Never has the term "people power" seemed more relevant than today. In the past few months, mass demonstrations in the Middle East and North Africa, together with sit-ins in Spain and Greece, have shown that mass protests can challenge apparently immovable power structures.
Fuelled by social media, causes across the political spectrum are being energised by grassroots campaigns - in the US, for example, from the Tea Party on the right to the pro-union campaigns in Wisconsin on the left.
It's natural, then, that Jewish community causes will also try and harness this wave of people power. In the UK Jewish community, we have recently seen the launch of two campaigns intended to start a grassroots movement. One is Yachad, the "pro-Israel pro-peace" movement that is eschewing J Street-style lobbying in order to build a movement of self-defined lovers of Israel in favour of a two-state solution.
The other was the We Believe In Israel conference held in May, intended to inspire community-wide activism for Israel as a Jewish and democratic state.
Such projects recognise that, in the age of the internet and 24-7 media coverage, political campaigning cannot be confined to elite lobbying. Politics is everywhere now and, to win your argument, you have to take it into the mass of comment threads, blogs and tweets.
Limmud has succeeded through its community of volunteers
The problem is that, all too often, the grassroots model is drawn on only partially or even cynically, to give a veneer of mass support for an elite campaign. This phenomenon is sometimes called "astroturfing" and can be found, for example, in industry-led anti-environmental campaigns in the US.
The We Believe In Israel conference showed signs of astroturfing. The attendance was impressive and there is no doubt that many there were energised and inspired by the conference to go out and campaign for Israel. But there were too many plenary sessions in which a small number of grandees harangued the audience with no real conversation possible. The process through which the sessions were put together was opaque to say the least and some of those who were more critical of Israel felt that they were marginalised, at least in the big-name sessions.
Interestingly, it was not just the left who were critical of the conference. While it was going on, a counter-demonstration against the Naqba Day protests outside the Israeli embassy was organised by pro-Israel activists who often have little patience with Jewish communal structures. The same is true of the counter-protests outside the Ahava store in Covent Garden, which were put together by a loose coalition of largely web-based activists.
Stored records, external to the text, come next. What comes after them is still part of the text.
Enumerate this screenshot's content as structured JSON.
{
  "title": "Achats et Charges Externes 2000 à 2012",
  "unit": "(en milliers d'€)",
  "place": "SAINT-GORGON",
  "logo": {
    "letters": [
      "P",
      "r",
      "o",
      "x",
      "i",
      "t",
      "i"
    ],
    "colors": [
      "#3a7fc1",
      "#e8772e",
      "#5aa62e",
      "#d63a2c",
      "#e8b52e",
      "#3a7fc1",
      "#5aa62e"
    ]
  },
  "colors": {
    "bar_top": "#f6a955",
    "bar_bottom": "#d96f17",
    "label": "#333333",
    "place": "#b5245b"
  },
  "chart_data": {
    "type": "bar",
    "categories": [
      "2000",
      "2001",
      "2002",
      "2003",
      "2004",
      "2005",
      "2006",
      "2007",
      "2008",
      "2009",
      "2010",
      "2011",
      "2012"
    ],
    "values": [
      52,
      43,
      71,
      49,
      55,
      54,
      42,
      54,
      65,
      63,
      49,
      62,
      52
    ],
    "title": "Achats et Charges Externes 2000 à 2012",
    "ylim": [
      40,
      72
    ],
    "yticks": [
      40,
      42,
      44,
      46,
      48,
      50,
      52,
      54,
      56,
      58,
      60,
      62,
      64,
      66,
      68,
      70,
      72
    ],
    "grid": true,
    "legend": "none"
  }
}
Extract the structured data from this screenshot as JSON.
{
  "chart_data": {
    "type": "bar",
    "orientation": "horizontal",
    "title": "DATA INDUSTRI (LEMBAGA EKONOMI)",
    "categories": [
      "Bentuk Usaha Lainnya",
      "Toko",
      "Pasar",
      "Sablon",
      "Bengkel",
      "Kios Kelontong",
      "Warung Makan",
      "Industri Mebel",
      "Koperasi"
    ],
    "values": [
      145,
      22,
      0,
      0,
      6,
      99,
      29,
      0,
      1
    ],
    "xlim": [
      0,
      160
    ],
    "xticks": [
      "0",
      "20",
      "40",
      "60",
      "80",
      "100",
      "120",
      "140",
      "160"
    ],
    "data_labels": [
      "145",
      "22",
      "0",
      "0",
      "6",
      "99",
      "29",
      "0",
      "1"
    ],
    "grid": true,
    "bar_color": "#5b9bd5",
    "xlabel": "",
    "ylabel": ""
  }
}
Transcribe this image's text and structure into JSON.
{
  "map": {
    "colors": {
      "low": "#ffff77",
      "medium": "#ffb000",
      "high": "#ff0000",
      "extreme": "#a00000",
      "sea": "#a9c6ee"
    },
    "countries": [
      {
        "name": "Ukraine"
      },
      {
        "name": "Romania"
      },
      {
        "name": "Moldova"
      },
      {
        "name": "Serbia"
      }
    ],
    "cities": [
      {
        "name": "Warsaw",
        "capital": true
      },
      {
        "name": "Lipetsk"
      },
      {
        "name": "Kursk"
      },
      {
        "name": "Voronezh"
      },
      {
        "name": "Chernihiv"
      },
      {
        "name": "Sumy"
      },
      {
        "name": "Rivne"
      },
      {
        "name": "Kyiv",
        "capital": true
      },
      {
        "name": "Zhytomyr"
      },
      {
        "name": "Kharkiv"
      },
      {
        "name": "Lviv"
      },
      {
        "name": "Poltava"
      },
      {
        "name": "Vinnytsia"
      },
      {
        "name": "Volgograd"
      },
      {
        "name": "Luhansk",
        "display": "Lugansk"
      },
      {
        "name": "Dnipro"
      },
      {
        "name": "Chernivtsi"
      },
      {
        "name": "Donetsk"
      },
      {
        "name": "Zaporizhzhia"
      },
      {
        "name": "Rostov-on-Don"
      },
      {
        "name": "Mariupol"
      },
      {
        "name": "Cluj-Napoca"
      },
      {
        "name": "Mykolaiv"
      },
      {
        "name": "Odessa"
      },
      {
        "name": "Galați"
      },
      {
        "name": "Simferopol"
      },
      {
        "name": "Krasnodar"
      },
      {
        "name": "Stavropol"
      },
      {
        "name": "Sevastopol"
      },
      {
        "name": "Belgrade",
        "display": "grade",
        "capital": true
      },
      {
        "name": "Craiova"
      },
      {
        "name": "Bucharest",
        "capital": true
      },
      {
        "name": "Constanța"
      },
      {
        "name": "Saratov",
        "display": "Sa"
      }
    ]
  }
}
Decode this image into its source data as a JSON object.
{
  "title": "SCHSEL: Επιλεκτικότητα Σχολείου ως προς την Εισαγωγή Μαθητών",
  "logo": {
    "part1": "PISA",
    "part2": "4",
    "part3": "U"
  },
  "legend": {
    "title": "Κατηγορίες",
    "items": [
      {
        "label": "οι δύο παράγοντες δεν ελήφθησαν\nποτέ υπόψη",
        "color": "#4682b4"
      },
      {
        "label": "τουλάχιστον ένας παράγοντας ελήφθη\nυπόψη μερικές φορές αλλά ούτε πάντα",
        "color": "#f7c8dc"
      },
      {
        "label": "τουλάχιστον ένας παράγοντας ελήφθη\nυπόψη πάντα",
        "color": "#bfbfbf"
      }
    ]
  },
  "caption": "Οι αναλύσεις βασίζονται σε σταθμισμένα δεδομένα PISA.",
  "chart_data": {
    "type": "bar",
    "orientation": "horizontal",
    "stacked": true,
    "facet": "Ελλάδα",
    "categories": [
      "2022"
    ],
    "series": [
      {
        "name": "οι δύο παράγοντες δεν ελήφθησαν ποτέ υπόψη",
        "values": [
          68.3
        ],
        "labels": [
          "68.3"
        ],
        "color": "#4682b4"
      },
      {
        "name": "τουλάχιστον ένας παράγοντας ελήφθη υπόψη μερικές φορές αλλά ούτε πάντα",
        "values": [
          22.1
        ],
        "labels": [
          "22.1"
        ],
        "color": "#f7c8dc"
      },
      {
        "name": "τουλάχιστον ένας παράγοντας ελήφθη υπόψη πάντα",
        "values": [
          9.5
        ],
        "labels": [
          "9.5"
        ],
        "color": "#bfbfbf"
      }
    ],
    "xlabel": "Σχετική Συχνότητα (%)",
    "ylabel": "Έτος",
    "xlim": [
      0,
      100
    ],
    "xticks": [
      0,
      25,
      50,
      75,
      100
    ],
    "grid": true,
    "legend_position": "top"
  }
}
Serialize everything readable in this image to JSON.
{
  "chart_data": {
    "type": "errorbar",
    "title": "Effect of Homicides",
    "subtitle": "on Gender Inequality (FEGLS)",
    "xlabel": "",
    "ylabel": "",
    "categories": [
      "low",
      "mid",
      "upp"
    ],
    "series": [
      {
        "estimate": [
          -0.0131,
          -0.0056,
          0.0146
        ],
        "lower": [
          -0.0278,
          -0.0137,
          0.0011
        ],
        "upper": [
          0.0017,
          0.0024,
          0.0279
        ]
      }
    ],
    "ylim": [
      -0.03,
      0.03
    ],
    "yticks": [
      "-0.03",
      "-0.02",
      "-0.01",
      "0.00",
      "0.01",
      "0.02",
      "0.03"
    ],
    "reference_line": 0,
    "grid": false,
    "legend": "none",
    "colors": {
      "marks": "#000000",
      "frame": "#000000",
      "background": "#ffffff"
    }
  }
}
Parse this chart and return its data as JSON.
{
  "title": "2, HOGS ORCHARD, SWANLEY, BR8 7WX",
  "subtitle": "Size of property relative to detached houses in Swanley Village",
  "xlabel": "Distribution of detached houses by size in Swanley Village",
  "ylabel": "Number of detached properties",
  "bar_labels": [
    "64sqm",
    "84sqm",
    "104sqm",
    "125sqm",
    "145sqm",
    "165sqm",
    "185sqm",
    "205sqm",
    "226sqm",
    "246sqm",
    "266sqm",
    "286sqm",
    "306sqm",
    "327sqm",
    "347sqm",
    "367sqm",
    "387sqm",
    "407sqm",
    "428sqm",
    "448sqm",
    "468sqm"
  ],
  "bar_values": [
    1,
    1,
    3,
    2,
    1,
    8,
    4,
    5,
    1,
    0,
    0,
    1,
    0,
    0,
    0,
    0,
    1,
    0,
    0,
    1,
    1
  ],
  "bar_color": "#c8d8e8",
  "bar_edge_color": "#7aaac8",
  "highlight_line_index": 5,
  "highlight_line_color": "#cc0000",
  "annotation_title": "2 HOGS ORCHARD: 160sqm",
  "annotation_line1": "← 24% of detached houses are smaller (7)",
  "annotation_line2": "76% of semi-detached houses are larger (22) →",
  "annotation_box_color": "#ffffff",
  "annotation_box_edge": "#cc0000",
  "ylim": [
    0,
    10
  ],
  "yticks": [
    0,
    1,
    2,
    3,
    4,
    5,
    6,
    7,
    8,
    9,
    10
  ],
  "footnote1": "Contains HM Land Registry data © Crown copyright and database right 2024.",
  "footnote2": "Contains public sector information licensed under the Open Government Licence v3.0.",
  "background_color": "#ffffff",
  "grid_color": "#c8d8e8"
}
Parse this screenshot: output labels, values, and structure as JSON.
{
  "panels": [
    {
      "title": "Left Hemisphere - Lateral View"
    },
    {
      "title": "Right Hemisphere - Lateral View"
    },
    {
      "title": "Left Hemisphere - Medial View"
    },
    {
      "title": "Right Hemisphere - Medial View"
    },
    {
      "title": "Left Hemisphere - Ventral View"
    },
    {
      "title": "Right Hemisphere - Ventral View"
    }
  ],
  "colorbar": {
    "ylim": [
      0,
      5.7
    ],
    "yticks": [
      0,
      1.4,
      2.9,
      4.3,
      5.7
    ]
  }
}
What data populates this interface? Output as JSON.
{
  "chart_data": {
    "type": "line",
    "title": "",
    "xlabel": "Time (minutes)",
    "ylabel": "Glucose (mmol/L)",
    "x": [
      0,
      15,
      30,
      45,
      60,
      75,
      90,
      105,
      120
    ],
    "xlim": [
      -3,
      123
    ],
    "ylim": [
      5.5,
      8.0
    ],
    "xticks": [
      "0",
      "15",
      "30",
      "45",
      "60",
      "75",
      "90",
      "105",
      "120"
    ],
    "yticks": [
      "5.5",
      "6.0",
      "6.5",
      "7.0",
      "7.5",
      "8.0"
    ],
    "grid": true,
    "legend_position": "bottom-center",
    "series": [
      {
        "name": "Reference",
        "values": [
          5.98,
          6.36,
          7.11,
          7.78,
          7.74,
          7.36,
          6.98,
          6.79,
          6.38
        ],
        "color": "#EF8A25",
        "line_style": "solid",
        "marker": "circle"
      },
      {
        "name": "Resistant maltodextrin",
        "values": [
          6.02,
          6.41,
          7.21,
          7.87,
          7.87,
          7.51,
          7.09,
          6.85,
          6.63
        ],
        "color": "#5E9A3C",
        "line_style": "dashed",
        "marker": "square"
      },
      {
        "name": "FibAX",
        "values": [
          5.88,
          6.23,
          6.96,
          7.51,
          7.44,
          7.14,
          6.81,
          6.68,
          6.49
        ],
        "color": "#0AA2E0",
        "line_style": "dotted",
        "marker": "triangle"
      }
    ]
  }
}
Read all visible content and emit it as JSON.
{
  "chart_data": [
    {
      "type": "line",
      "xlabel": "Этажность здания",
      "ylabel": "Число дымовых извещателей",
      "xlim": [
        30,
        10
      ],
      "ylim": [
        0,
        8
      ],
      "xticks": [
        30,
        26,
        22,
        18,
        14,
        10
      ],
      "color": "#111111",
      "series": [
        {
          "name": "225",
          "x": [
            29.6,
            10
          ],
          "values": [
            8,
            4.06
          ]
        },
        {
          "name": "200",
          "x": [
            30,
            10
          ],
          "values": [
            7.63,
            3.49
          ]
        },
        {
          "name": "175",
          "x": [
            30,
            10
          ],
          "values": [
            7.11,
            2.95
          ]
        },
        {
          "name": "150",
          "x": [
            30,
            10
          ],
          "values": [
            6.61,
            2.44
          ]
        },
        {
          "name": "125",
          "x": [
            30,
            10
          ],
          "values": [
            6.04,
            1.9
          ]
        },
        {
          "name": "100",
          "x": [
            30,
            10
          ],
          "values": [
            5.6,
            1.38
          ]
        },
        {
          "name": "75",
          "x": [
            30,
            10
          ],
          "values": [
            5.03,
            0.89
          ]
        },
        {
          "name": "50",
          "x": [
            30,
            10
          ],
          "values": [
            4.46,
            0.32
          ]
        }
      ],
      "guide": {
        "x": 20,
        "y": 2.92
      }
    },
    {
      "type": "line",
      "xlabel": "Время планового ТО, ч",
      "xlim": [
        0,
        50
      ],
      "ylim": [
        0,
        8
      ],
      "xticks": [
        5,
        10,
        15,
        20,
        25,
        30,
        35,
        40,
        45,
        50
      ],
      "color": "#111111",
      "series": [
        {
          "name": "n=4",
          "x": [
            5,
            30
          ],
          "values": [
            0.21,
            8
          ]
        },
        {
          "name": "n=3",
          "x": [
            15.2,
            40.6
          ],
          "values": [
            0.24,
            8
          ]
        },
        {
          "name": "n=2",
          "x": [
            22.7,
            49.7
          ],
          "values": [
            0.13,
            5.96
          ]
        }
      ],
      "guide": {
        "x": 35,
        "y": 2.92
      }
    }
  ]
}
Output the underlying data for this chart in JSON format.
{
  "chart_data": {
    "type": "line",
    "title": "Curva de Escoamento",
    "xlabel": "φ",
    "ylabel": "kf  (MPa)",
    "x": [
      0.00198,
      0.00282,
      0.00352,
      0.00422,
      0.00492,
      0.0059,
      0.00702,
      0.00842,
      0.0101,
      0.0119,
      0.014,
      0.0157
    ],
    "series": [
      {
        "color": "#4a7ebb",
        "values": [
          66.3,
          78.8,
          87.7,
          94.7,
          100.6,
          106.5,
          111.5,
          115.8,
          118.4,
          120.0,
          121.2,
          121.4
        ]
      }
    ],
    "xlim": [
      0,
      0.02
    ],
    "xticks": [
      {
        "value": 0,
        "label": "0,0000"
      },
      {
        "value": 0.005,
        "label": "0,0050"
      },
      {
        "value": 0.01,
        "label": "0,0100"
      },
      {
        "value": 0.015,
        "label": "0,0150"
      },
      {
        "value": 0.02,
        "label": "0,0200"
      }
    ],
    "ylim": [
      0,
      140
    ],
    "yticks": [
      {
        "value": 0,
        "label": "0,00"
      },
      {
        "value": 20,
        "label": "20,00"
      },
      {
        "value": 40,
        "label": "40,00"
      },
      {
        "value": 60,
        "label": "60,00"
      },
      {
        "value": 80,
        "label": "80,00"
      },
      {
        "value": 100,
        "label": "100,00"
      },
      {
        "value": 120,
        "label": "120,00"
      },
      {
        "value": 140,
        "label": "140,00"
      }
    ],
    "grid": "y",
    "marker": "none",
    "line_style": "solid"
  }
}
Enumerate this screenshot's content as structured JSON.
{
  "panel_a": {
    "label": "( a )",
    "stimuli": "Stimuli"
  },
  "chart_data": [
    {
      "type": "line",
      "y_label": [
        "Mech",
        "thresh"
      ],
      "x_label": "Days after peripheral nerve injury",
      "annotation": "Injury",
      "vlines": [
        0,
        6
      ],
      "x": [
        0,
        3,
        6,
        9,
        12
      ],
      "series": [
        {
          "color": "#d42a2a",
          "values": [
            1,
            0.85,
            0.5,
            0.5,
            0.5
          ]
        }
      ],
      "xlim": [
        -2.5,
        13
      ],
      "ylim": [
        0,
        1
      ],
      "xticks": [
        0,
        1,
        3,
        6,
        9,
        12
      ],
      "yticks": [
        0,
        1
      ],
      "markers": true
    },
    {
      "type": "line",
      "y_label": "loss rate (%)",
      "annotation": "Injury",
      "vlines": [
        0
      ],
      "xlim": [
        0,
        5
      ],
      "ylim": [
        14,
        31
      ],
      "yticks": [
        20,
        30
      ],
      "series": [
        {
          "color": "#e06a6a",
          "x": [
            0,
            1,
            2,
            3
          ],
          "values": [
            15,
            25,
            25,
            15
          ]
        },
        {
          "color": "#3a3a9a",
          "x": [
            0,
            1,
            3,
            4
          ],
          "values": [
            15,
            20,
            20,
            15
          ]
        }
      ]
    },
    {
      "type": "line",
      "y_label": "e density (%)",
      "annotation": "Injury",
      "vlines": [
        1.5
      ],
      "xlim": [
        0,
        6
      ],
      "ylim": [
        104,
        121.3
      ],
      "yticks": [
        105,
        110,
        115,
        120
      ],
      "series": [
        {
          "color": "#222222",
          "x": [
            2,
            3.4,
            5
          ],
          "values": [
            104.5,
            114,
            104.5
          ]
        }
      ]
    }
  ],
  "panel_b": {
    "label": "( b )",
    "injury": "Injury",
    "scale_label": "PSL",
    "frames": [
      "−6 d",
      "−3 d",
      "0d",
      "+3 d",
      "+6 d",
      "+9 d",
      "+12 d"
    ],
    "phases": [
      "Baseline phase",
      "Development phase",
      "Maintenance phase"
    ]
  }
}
That's not to say this kind of grassroots campaigning is always admirable. Indeed, pro-Israel grassroots protests often face accusations of irresponsibility, just as anti-Israel grassroots protests do. "Grassroots" does not always mean good. The Tea Party is a grassroots movement in which anti-Obama racism is widely tolerated, just as antisemitism is too often tolerated in the pro-Palestinian movement.
Organisations that aspire to create a grassroots movement should, at the very least, be clear to themselves and others what it is they really want. Largely, it is a kind of "managed" movement that leaders desire - and this is not an illegitimate aim - but in such cases unwarranted claims about people power should not be made.
In any event, the most far-reaching grassroots movements tend to be those that develop slowly, without shrill, public campaigning. Limmud is the prime example of this. For over 30 years, the organisation has built up a radical challenge to the anti-intellectualism and communal divisions that have bedevilled the UK Jewish community.
Limmud has done this by developing a substantial, constantly self-renewing community of volunteers - people who are prepared to work hard in the background to create a welcoming and dynamic Jewish space.
Limmud is now big enough, and its roots deep enough, that not only is its future existence guaranteed, it has created change across the community. Can we say the same about those grassroots protests and movements that are so much in the news today?
Ultimately, people power can only be truly established through hard work, time and a refusal to go for easy headlines.